On her Tonight Show debut this year, Jacqueline made an impassioned case against French fry theft. On James Corden last year, the topic was pizza quantity. While these family friendly sets were “radical in their own right!” Novak insists, they came to be out of necessity after the networks said no to Jacqueline’s *other* material, including but not limited to her lofty meditations on genitals which Novak describes as “not dick jokes…but penile notions.” This is why Jacqueline is so excited to come to Edinburgh where with her new show, ‘How Embarrassing For Her’, she can unleash an hour of her completely unfiltered notions: darker, weirder, more poignant and personal…delivered with breathless exuberance.
Jacqueline finds everything embarrassing…except for the obvious. Revealing intimate details of her life to strangers? Her chosen profession. Crying in public? She wrote a book encouraging it. Being caught for even a moment having something resembling self-esteem? Unbearable. As a woman, shame is constantly dumped upon you…in regards to body, beauty, sexual behaviour and more. As a human, the indignities are near constant. How Embarrassing for Her weaves Novak’s personal stories with completely original stand up to parse what does and does not deserve our embarrassment.
Audiences can expect Novak to absolve them of their shame across a variety of arenas from low brow to high, from being a long-winded bore to giving a toothy blowjob to accidentally sending someone two almost identical drafts of the same love-letter-email.
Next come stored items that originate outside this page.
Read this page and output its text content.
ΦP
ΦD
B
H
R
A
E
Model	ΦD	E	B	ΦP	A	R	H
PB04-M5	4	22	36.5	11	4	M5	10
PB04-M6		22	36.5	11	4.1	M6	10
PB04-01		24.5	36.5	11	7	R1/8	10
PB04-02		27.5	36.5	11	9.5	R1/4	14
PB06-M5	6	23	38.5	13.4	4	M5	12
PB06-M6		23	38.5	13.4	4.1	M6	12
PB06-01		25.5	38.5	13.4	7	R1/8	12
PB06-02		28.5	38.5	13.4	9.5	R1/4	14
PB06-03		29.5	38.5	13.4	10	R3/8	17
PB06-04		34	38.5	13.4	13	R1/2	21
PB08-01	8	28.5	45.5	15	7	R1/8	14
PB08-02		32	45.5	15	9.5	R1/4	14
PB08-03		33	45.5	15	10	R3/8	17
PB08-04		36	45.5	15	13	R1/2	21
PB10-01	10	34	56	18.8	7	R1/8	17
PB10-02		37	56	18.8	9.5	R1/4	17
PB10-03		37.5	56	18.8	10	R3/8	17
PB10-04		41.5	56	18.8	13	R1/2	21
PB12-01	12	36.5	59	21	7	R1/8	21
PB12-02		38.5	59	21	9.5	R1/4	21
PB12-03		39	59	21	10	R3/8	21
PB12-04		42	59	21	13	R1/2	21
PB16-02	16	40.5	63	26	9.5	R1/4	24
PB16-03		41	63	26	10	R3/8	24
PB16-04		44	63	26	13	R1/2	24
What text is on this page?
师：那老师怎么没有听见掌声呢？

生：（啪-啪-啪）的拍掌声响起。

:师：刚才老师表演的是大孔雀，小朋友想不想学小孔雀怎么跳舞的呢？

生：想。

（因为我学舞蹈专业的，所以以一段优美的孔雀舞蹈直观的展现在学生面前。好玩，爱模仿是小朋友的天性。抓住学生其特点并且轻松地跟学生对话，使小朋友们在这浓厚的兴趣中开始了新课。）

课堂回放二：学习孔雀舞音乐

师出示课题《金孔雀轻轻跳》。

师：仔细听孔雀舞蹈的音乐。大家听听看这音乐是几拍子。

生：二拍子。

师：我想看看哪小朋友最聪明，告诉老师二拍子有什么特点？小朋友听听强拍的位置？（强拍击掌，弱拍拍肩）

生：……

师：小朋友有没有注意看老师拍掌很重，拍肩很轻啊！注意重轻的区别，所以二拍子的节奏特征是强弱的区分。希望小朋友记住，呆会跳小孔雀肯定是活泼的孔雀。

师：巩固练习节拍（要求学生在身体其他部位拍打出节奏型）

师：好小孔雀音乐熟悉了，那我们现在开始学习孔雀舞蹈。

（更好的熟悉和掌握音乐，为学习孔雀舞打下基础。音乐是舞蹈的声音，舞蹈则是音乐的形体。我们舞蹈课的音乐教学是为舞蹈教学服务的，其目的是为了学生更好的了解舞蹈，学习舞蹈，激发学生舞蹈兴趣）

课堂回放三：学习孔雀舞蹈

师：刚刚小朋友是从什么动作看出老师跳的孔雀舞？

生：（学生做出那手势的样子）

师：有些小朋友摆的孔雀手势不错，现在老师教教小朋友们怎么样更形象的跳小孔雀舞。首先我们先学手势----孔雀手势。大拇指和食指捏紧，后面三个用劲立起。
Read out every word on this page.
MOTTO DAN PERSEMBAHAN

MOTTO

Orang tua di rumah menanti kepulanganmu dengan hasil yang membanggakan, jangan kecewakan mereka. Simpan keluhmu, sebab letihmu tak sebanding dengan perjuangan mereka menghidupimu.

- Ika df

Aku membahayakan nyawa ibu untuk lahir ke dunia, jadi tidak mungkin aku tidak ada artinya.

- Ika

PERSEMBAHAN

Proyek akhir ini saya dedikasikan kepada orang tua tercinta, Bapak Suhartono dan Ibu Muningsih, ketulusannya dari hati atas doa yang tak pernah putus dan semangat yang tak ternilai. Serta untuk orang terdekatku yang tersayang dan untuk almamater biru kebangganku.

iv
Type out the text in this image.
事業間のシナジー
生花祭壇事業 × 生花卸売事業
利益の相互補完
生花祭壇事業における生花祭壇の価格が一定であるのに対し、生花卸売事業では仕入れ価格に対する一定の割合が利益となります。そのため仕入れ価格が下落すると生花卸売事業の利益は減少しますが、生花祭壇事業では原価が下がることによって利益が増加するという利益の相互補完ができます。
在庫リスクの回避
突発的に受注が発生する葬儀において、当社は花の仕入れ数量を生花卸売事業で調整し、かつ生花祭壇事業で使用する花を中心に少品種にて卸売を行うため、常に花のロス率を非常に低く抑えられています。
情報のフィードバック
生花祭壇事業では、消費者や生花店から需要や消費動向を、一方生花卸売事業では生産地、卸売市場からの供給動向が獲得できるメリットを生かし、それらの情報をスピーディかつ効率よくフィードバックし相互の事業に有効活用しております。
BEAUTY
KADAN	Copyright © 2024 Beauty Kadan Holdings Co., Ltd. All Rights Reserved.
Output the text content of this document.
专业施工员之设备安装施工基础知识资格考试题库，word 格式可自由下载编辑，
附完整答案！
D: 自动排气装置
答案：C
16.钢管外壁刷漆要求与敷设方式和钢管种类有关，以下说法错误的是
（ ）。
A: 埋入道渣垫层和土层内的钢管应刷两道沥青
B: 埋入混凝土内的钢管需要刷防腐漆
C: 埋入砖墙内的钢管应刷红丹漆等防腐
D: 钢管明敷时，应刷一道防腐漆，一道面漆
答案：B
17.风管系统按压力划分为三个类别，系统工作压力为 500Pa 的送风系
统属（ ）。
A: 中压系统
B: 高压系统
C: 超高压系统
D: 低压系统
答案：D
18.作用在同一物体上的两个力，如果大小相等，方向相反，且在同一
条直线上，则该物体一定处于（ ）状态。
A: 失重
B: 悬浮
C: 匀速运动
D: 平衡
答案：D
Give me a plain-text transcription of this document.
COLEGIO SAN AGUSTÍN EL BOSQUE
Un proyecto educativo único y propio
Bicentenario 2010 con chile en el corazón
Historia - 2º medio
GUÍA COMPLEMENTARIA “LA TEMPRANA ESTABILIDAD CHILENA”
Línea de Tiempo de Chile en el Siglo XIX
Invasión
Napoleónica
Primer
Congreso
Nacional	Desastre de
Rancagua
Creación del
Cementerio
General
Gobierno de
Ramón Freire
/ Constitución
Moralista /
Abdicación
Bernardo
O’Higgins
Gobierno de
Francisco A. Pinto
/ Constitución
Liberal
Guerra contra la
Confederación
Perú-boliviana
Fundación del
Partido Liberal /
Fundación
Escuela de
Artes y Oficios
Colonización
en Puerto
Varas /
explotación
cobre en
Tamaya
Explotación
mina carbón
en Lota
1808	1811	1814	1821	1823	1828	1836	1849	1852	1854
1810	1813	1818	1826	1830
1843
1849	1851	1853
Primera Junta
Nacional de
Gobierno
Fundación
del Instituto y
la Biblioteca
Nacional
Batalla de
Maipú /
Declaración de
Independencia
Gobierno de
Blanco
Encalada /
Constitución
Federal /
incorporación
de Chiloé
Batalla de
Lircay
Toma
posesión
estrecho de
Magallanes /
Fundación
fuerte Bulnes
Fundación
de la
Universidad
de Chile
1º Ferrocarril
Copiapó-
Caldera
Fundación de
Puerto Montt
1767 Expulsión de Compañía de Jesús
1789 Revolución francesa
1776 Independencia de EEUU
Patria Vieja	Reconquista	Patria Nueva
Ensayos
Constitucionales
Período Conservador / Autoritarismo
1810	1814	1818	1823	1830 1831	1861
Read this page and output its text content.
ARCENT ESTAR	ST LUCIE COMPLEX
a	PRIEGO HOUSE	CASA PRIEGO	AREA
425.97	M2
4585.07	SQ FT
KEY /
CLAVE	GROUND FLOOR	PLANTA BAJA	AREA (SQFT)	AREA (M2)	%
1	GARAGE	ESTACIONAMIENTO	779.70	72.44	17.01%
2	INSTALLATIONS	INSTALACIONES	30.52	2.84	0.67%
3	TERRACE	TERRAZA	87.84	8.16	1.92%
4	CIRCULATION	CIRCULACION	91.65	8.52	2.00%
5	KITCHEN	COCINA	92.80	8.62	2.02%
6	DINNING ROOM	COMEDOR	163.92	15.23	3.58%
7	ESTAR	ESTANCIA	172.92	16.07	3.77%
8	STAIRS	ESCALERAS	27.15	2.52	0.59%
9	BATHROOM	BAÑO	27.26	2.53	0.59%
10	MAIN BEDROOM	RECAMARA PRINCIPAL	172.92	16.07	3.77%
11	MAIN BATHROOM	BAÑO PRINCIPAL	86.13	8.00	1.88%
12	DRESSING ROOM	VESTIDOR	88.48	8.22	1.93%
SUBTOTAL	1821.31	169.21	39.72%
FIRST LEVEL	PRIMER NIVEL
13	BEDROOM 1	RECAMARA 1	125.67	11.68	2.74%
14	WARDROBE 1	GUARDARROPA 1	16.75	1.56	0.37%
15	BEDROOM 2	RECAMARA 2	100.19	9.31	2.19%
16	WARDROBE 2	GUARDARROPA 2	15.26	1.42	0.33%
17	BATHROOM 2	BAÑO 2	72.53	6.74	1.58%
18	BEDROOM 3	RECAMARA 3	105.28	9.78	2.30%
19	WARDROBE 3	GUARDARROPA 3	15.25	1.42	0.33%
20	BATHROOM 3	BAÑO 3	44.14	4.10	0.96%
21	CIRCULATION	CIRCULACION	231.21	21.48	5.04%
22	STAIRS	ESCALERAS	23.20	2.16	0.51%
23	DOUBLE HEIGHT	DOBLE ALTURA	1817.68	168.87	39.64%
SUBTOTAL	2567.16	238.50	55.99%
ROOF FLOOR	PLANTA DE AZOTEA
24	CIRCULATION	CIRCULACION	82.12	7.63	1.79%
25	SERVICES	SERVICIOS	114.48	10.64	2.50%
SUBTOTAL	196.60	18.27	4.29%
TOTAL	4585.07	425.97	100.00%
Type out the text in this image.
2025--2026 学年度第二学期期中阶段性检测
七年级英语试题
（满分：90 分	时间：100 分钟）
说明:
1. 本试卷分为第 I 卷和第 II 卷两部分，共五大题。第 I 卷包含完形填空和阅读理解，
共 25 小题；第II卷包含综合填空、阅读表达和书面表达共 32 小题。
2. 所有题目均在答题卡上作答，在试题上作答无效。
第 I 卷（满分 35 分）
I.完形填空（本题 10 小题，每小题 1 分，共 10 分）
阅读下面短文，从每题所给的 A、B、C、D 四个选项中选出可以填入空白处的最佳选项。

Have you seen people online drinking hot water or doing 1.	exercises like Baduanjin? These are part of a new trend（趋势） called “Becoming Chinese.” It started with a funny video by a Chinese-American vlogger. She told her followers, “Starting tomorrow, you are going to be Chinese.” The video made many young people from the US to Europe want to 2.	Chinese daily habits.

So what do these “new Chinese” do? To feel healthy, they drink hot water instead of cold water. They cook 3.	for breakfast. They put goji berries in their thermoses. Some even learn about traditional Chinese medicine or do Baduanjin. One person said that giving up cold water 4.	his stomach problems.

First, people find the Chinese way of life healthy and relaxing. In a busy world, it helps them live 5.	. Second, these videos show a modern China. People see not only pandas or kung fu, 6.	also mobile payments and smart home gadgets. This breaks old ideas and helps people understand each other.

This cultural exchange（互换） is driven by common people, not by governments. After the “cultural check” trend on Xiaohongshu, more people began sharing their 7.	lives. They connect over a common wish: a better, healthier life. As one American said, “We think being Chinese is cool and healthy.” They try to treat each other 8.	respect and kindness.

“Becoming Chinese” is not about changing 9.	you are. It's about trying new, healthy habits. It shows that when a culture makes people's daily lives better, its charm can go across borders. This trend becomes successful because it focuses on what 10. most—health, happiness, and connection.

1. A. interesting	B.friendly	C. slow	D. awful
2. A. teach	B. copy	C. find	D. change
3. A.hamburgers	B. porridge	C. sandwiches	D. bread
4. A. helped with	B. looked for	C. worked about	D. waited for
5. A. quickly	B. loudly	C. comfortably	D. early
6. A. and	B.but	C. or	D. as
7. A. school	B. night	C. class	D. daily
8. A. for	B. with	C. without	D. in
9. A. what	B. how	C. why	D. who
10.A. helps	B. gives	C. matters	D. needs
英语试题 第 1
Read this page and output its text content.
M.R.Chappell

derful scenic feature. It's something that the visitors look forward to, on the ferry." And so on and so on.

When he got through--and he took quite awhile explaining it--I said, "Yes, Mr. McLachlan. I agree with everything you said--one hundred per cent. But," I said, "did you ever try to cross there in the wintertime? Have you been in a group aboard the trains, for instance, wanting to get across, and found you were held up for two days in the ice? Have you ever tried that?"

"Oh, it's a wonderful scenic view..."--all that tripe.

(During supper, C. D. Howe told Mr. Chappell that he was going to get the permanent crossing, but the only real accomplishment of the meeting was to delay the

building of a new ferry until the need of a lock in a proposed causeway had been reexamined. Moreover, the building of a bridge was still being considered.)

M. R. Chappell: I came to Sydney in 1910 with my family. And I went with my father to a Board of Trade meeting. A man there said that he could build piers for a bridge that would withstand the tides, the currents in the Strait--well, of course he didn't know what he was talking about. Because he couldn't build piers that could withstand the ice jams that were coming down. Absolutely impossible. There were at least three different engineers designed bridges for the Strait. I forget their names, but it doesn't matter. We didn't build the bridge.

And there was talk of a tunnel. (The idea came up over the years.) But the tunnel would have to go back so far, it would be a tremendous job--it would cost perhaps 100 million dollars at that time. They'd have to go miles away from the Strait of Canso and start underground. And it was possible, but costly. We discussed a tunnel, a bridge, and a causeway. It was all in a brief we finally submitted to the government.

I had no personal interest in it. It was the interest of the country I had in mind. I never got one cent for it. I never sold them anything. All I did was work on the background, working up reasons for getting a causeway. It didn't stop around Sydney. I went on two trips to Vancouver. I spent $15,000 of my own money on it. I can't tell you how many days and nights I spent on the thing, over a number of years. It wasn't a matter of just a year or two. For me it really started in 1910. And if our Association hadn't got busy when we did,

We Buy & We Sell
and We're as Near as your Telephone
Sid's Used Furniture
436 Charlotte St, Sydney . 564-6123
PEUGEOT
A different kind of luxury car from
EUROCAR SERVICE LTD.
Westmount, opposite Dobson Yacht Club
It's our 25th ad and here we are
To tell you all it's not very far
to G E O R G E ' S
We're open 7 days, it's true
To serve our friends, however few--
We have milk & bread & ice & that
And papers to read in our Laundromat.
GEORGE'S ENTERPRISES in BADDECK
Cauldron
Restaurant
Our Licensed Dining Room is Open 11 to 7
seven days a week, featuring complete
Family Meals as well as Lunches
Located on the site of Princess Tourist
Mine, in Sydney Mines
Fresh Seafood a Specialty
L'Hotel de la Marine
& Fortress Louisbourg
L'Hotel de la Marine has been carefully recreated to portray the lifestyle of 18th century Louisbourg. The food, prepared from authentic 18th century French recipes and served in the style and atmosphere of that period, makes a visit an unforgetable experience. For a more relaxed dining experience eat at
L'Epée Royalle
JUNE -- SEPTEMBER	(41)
Yet, just as Jacqueline puts you at ease, freeing you from unnecessary shame, she provides an entire new collection of human behaviours and predicaments to obsess about.
Embarrassments cross all realms of topics of interest to Novak including: the human body – no, not extra fat or blemishes, but the sheer fact that from the neck down we are a deaf, dumb and blind sensate blobs. Life moments, such as the first time someone first tells a child “it’s not cute anymore.” The discomfort in acknowledging that one’s parents are sexual beings. Even inanimate objects are not safe from scrutiny. Consider pizza and how he, yes he, in a pitiful act of desperation to be eaten, cuts itself into a triangle to ease its way into you mouth, tip first. Novak likes to cringe in horror at imaginary predicaments…embarrassments that could unfold on the astral plane as a ghost or in an apocalyptic future in the presence of aliens.